Я рванул на проезжую часть, но и туда до меня дотягивались. Проявляли желание срочно подлечить: «В психбольницу его!» Как бы там ни было, прибыл милиционер. Я тут же изобразил из себя вполне одетого.
— Граждане, — убеждал милиционер, — разойдитесь, массовая галлюцинация.
И ушел.
А я снова побежал в первозданном виде. И тут же: «Стыд! Позор! Общественное хамство!» Или подбадривающе: «Давай, алкоголик!»
С трудом дошел я до конца улицы, возвел постамент, влез, руку вытянул вперед и чуть вбок, ноги правильно поставил и застыл, бронзовея.
— Работа неизвестного скульптора, — щебетала экскурсовод, — изображен век человеческой свободы, не признающий оков повседневности и условностей.
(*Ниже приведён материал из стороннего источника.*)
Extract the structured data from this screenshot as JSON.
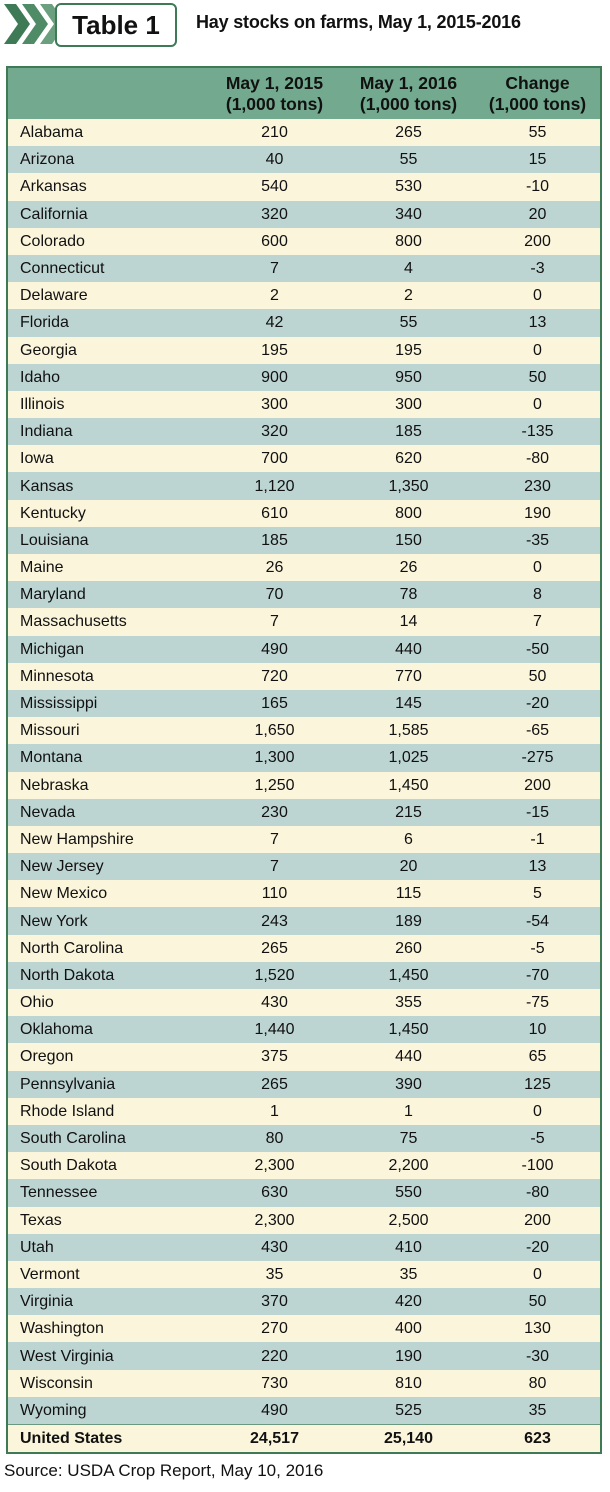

Конечно, это поэтическая гипербола.
Никто не обвинял меня в хамстве.
Ради такого стоило выучить греческий и древнегреческий тоже. Я прилетел в Грецию и вывел Сократа на улицу.
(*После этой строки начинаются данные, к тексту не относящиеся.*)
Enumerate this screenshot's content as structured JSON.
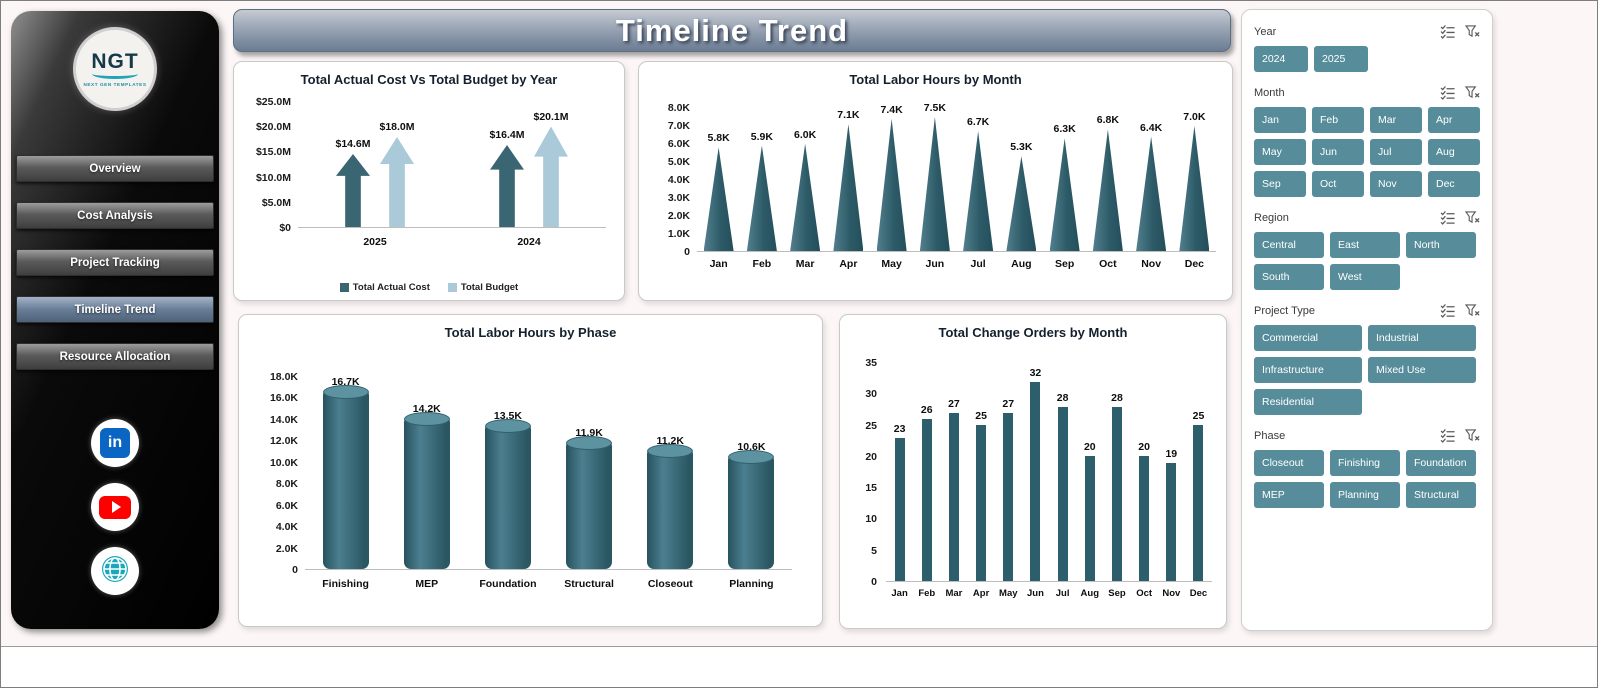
{
  "page": {
    "title": "Timeline Trend"
  },
  "colors": {
    "dark_teal": "#38616e",
    "light_blue": "#a9c9da",
    "slicer_teal": "#578d9b",
    "cylinder_teal": "#3c6d7c",
    "column_teal": "#2d5e6c"
  },
  "sidebar": {
    "logo_text": "NGT",
    "logo_subtext": "NEXT GEN TEMPLATES",
    "items": [
      {
        "label": "Overview",
        "active": false
      },
      {
        "label": "Cost Analysis",
        "active": false
      },
      {
        "label": "Project Tracking",
        "active": false
      },
      {
        "label": "Timeline Trend",
        "active": true
      },
      {
        "label": "Resource Allocation",
        "active": false
      }
    ],
    "social": [
      "linkedin",
      "youtube",
      "web"
    ]
  },
  "slicers": [
    {
      "slug": "year",
      "title": "Year",
      "options": [
        "2024",
        "2025"
      ]
    },
    {
      "slug": "month",
      "title": "Month",
      "options": [
        "Jan",
        "Feb",
        "Mar",
        "Apr",
        "May",
        "Jun",
        "Jul",
        "Aug",
        "Sep",
        "Oct",
        "Nov",
        "Dec"
      ]
    },
    {
      "slug": "region",
      "title": "Region",
      "options": [
        "Central",
        "East",
        "North",
        "South",
        "West"
      ]
    },
    {
      "slug": "project-type",
      "title": "Project Type",
      "options": [
        "Commercial",
        "Industrial",
        "Infrastructure",
        "Mixed Use",
        "Residential"
      ]
    },
    {
      "slug": "phase",
      "title": "Phase",
      "options": [
        "Closeout",
        "Finishing",
        "Foundation",
        "MEP",
        "Planning",
        "Structural"
      ]
    }
  ],
  "chart_data": [
    {
      "id": "cost-vs-budget",
      "type": "bar",
      "variant": "arrow",
      "title": "Total Actual Cost Vs Total Budget by Year",
      "categories": [
        "2025",
        "2024"
      ],
      "series": [
        {
          "name": "Total Actual Cost",
          "values": [
            14.6,
            16.4
          ],
          "labels": [
            "$14.6M",
            "$16.4M"
          ],
          "color": "#3a6673"
        },
        {
          "name": "Total Budget",
          "values": [
            18.0,
            20.1
          ],
          "labels": [
            "$18.0M",
            "$20.1M"
          ],
          "color": "#aac9d9"
        }
      ],
      "ylim": [
        0,
        25
      ],
      "yticks": [
        "$0",
        "$5.0M",
        "$10.0M",
        "$15.0M",
        "$20.0M",
        "$25.0M"
      ],
      "legend_position": "bottom"
    },
    {
      "id": "labor-hours-by-month",
      "type": "bar",
      "variant": "cone",
      "title": "Total Labor Hours by Month",
      "categories": [
        "Jan",
        "Feb",
        "Mar",
        "Apr",
        "May",
        "Jun",
        "Jul",
        "Aug",
        "Sep",
        "Oct",
        "Nov",
        "Dec"
      ],
      "values": [
        5.8,
        5.9,
        6.0,
        7.1,
        7.4,
        7.5,
        6.7,
        5.3,
        6.3,
        6.8,
        6.4,
        7.0
      ],
      "labels": [
        "5.8K",
        "5.9K",
        "6.0K",
        "7.1K",
        "7.4K",
        "7.5K",
        "6.7K",
        "5.3K",
        "6.3K",
        "6.8K",
        "6.4K",
        "7.0K"
      ],
      "ylim": [
        0,
        8
      ],
      "yticks": [
        "0",
        "1.0K",
        "2.0K",
        "3.0K",
        "4.0K",
        "5.0K",
        "6.0K",
        "7.0K",
        "8.0K"
      ]
    },
    {
      "id": "labor-hours-by-phase",
      "type": "bar",
      "variant": "cylinder",
      "title": "Total Labor Hours by Phase",
      "categories": [
        "Finishing",
        "MEP",
        "Foundation",
        "Structural",
        "Closeout",
        "Planning"
      ],
      "values": [
        16.7,
        14.2,
        13.5,
        11.9,
        11.2,
        10.6
      ],
      "labels": [
        "16.7K",
        "14.2K",
        "13.5K",
        "11.9K",
        "11.2K",
        "10.6K"
      ],
      "ylim": [
        0,
        18
      ],
      "yticks": [
        "0",
        "2.0K",
        "4.0K",
        "6.0K",
        "8.0K",
        "10.0K",
        "12.0K",
        "14.0K",
        "16.0K",
        "18.0K"
      ]
    },
    {
      "id": "change-orders-by-month",
      "type": "bar",
      "variant": "column",
      "title": "Total Change Orders by Month",
      "categories": [
        "Jan",
        "Feb",
        "Mar",
        "Apr",
        "May",
        "Jun",
        "Jul",
        "Aug",
        "Sep",
        "Oct",
        "Nov",
        "Dec"
      ],
      "values": [
        23,
        26,
        27,
        25,
        27,
        32,
        28,
        20,
        28,
        20,
        19,
        25
      ],
      "labels": [
        "23",
        "26",
        "27",
        "25",
        "27",
        "32",
        "28",
        "20",
        "28",
        "20",
        "19",
        "25"
      ],
      "ylim": [
        0,
        35
      ],
      "yticks": [
        "0",
        "5",
        "10",
        "15",
        "20",
        "25",
        "30",
        "35"
      ]
    }
  ]
}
— Давай, старина, — желаю ему успеха. — Валяй. И он пошел. Гляжу, быстренько учениками обзавелся и говорит, говорит... Осмысливает современность. Ходят себе людским облаком по жарким Афинам и толкуют о самопознании, о выборах, личности затрагивают. Проблемы подвергают незамысловатому, но разительному по выводам, анализу.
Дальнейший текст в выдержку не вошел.